Scalable Curation (2022-23)

Most data and literature curation processes are initiated via some entity-centric query (e.g. gene or gene products, a disease, a chemical compound). However, most databases are also interested in accessing and curating contents using other types of modalities: some biological phenomena (e.g. Intrinsically Disordered Proteins) or some domain-specific aspects of biology (e.g. lipidomics, glycomics, rare diseases). These are not easily expressed via a combination of
keywords; therefore non entity-centric literature exploration tools are needed.

Further, literature curation will expand beyond abstracts to include full-text, supplementary data and pre-prints (in several versions). This will be the focus of Task.3 in 22-23.
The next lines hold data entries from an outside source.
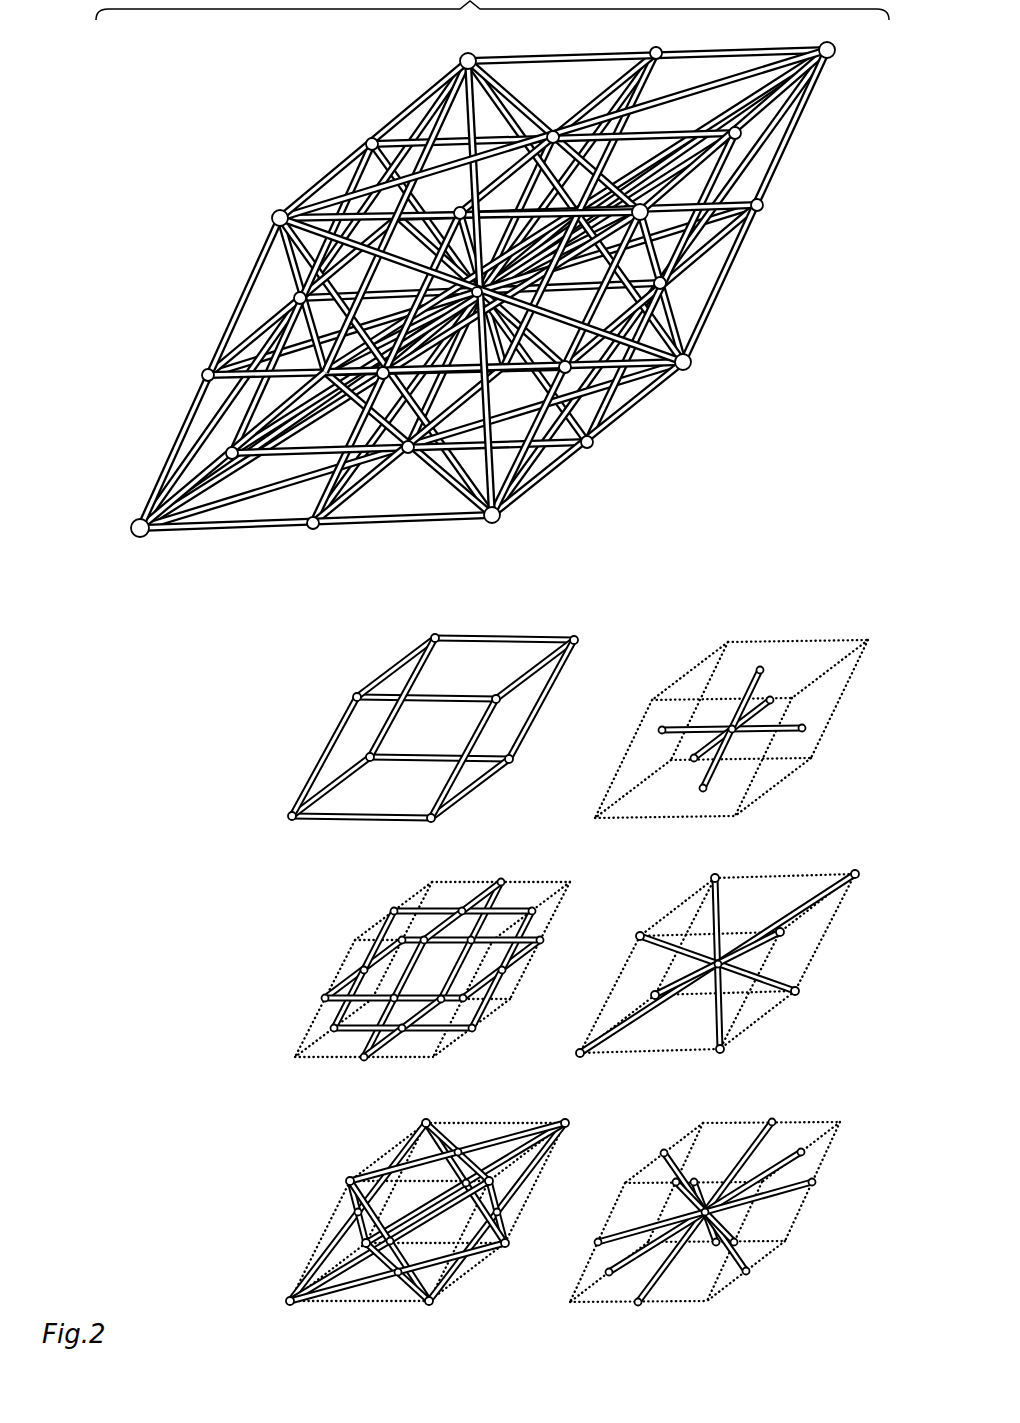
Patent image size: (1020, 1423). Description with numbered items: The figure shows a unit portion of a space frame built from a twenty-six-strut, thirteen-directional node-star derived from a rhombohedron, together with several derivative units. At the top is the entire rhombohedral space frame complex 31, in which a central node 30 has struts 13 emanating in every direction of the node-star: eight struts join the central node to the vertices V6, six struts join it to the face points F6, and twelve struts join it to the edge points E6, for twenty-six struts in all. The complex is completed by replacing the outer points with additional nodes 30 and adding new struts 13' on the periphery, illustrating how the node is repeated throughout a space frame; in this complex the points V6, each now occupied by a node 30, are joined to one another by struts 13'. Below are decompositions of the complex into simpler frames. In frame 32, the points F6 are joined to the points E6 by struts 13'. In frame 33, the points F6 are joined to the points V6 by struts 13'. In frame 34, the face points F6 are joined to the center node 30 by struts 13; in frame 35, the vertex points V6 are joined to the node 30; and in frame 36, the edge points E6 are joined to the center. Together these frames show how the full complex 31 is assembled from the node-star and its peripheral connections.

The struts 13 is at (565, 604).
The struts 13' is at (553, 693).
The node 30 is at (830, 62).
The rhombohedral space frame complex 31 is at (98, 545).
The frame 32 is at (298, 845).
The frame 33 is at (305, 1240).
The frame 34 is at (585, 805).
The frame 35 is at (588, 1038).
The frame 36 is at (560, 1270).
The vertices V6 is at (458, 57).
The edge points E6 is at (766, 205).
The face points F6 is at (409, 456).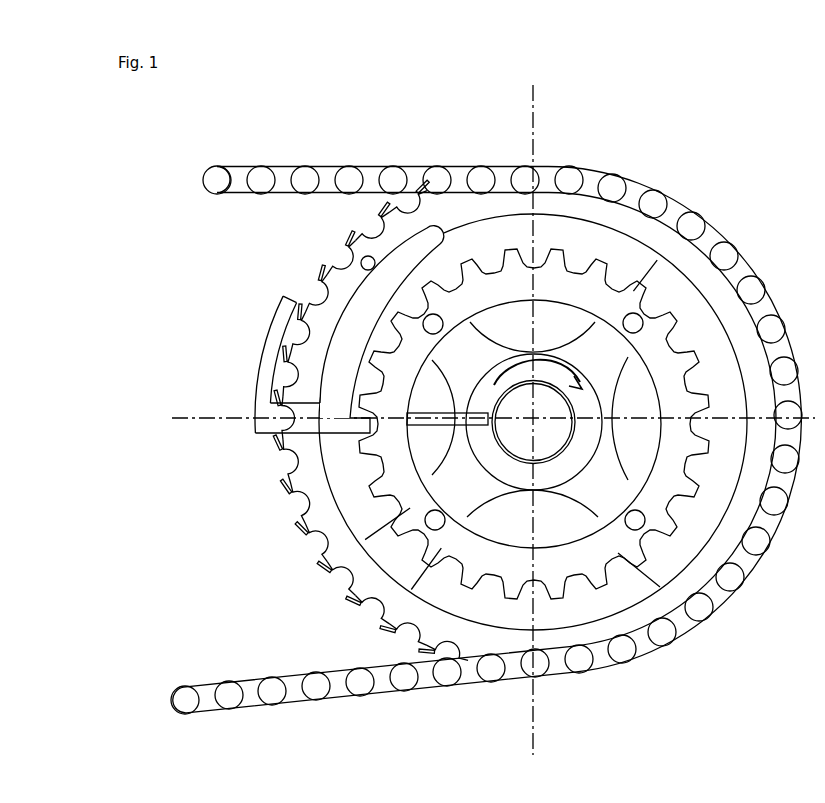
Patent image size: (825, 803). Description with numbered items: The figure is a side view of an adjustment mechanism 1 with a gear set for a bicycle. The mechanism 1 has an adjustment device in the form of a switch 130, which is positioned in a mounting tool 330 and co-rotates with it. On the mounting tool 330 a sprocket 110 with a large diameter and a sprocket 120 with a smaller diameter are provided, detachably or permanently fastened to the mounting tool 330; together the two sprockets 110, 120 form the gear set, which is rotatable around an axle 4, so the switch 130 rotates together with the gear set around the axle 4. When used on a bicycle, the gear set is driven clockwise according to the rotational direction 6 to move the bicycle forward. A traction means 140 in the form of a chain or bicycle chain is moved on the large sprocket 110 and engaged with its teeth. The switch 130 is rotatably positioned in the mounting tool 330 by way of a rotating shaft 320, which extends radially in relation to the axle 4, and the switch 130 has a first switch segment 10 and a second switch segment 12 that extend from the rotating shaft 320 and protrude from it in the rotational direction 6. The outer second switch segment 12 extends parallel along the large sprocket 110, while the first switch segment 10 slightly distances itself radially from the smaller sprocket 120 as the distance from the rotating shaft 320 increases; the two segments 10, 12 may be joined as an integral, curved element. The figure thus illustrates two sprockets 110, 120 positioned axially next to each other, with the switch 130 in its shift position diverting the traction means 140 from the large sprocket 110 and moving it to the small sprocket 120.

The adjustment mechanism 1 is at (616, 102).
The axle 4 is at (536, 419).
The rotational direction 6 is at (550, 361).
The first switch segment 10 is at (410, 250).
The second switch segment 12 is at (275, 330).
The sprocket 110 is at (395, 216).
The sprocket 120 is at (407, 357).
The switch 130 is at (268, 360).
The traction means 140 is at (340, 688).
The rotating shaft 320 is at (293, 424).
The mounting tool 330 is at (668, 285).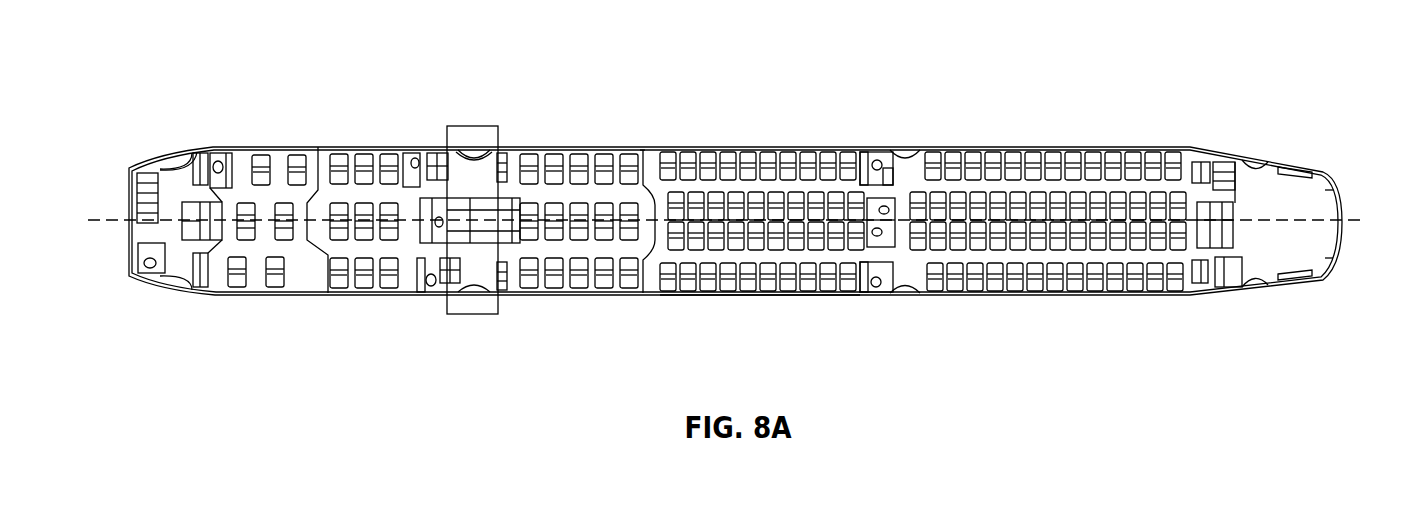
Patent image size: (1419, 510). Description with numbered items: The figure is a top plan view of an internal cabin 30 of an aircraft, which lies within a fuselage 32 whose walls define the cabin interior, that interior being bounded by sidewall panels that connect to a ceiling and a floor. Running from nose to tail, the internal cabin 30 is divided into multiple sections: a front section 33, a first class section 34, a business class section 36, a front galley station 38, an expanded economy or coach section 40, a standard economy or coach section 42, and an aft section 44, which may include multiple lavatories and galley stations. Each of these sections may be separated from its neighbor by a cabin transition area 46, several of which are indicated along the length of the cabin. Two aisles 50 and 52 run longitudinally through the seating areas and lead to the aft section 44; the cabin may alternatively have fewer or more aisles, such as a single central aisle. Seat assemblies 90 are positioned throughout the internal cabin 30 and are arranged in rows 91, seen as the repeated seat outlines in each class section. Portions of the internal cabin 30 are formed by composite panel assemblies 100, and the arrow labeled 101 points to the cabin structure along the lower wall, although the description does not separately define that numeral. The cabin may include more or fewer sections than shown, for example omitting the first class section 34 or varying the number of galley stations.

The internal cabin 30 is at (262, 50).
The fuselage 32 is at (594, 102).
The front section 33 is at (182, 309).
The first class section 34 is at (280, 296).
The business class section 36 is at (352, 147).
The front galley station 38 is at (473, 314).
The expanded economy or coach section 40 is at (573, 296).
The standard economy or coach section 42 is at (700, 147).
The aft section 44 is at (1262, 180).
The cabin transition area 46 is at (199, 147).
The aisle 50 is at (1060, 190).
The aisle 52 is at (1078, 262).
The seat assembly 90 is at (828, 147).
The row 91 is at (819, 134).
The composite panel assembly 100 is at (662, 296).
The cabin floor 101 is at (690, 313).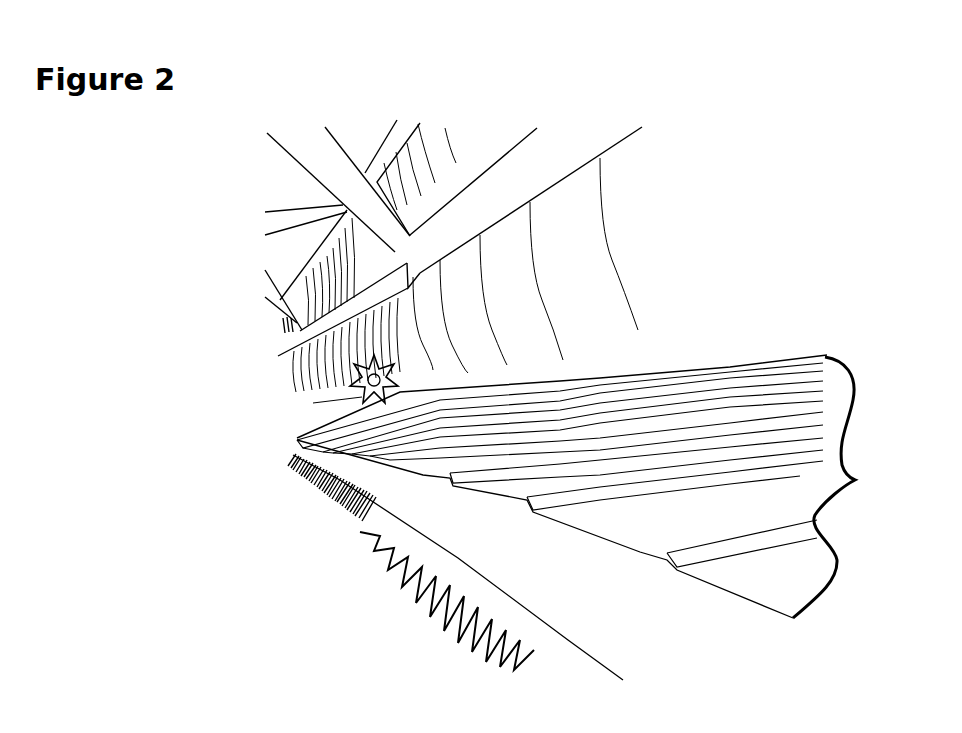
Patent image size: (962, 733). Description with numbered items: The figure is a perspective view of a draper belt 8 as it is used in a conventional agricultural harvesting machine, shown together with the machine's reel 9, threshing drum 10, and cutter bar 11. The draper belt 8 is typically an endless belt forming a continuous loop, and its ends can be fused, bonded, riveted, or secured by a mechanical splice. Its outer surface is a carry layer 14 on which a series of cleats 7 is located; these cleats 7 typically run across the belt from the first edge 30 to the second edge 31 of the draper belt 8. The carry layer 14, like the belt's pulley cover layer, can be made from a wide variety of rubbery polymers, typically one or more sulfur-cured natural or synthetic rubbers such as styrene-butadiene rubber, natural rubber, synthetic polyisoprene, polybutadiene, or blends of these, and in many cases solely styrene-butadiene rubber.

The cleats 7 is at (695, 428).
The draper belt 8 is at (850, 482).
The reel 9 is at (560, 162).
The threshing drum 10 is at (362, 397).
The cutter bar 11 is at (540, 640).
The carry layer 14 is at (740, 380).
The first edge 30 is at (423, 475).
The second edge 31 is at (573, 378).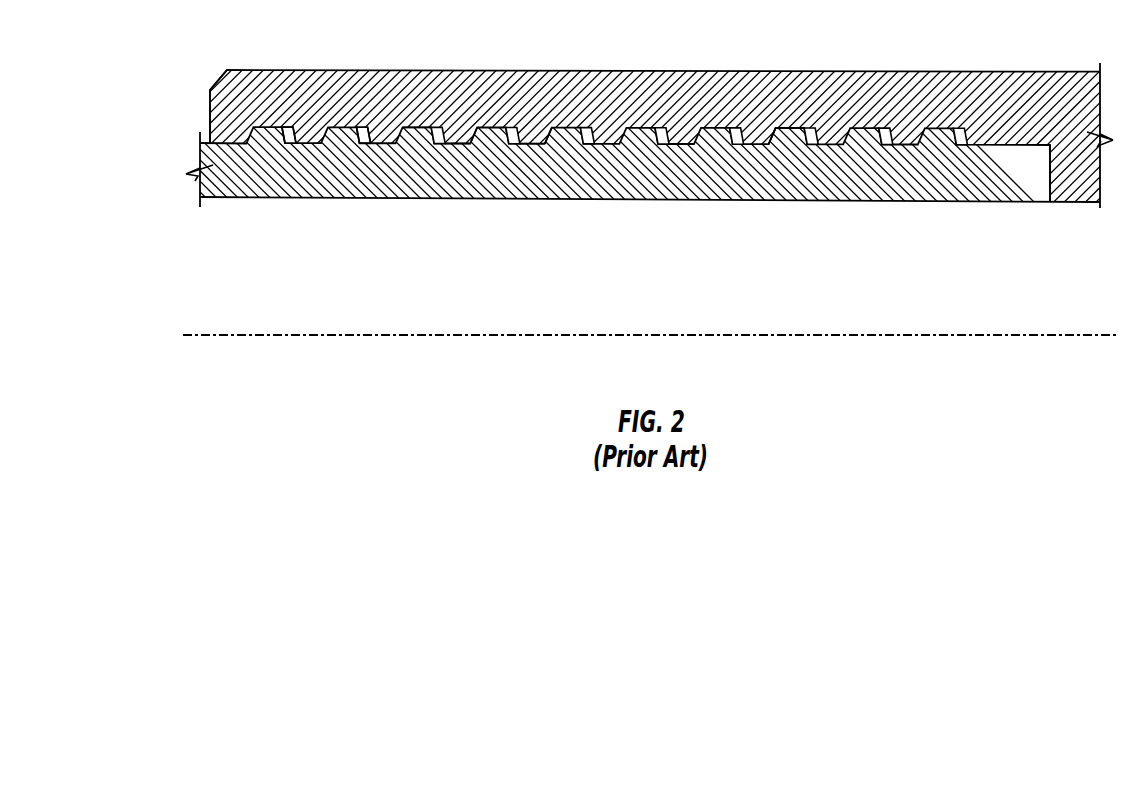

  1. Literature screening and alerting services to speed up curation: unlike most curation-support tools, which are entity centric (i.e. curation workflows start with a gene), this WP aims at triggering an alert as soon as a newly relevant article for a given database is published. 
  2. Triage-as-a-Service for any published data, including full-text, pre-prints and supplementary data: Expand triage services to full-text articles and supplementary data (in connection with T2.1).
  3. Ongoing community requests for additional connectivity between ELIXIR data resources and the literature are expected in the period 22-23, and this WP will be carried forward as is.
  4. Monitor and assess the ongoing Data Curation Implementation studies that arise out of the 2021 RFP process.